To promote a balanced and nutritious diet, the NSLP and SBP adhere to guidelines that include essential nutrients while limiting unhealthy components. School meals must meet criteria for whole grains, protein, dairy, and vegetable sub-groups, as well as strict nutrient guidelines for calories, fat, saturated fat, and sodium. These guidelines ensure that students receive a variety of nutrients necessary for their growth, development, and overall well-being, making school meals the healthiest option for many Americans.

Furthermore, the USDA provides funding for a portion of each meal, allowing school districts to offer affordable meals, even for students who pay the full price.

So how do school meals compare to available fast-food options?

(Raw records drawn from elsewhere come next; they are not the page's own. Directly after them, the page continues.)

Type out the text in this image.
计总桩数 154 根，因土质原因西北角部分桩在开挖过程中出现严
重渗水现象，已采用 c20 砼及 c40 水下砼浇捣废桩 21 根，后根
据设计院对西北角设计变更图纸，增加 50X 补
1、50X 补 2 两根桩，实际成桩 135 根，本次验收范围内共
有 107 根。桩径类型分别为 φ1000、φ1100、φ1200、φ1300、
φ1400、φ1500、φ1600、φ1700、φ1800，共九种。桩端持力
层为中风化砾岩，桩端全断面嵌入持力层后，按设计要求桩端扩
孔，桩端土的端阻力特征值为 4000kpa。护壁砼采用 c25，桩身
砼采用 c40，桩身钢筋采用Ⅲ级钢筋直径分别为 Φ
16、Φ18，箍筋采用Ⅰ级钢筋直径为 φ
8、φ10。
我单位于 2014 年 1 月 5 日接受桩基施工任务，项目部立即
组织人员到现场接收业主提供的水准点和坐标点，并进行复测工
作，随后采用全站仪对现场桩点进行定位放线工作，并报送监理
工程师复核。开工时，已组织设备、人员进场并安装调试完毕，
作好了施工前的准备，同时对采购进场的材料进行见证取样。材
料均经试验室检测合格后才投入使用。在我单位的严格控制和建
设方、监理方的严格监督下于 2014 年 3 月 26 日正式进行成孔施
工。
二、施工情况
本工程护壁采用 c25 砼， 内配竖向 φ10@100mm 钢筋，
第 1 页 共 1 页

NSD School Lunch Fast Food Options
27% fewer calories More calories
30% less fat More fat
29% less saturated fat More saturated fat
23% less sodium More sodium
46% less sugar More sugar
254% more fiber Less fiber
More vitamins Less vitamins
More minerals Less minerals
More food Less food
Less expensive 261% more expensive
$4.00 $10.45



Did you know?

Well-known retail manufacturers that work with schools create specially formulated versions of retail favorites like breakfast cereals, for school meal programs. These products usually have more whole grains, less sugar and less sodium than their retail versions.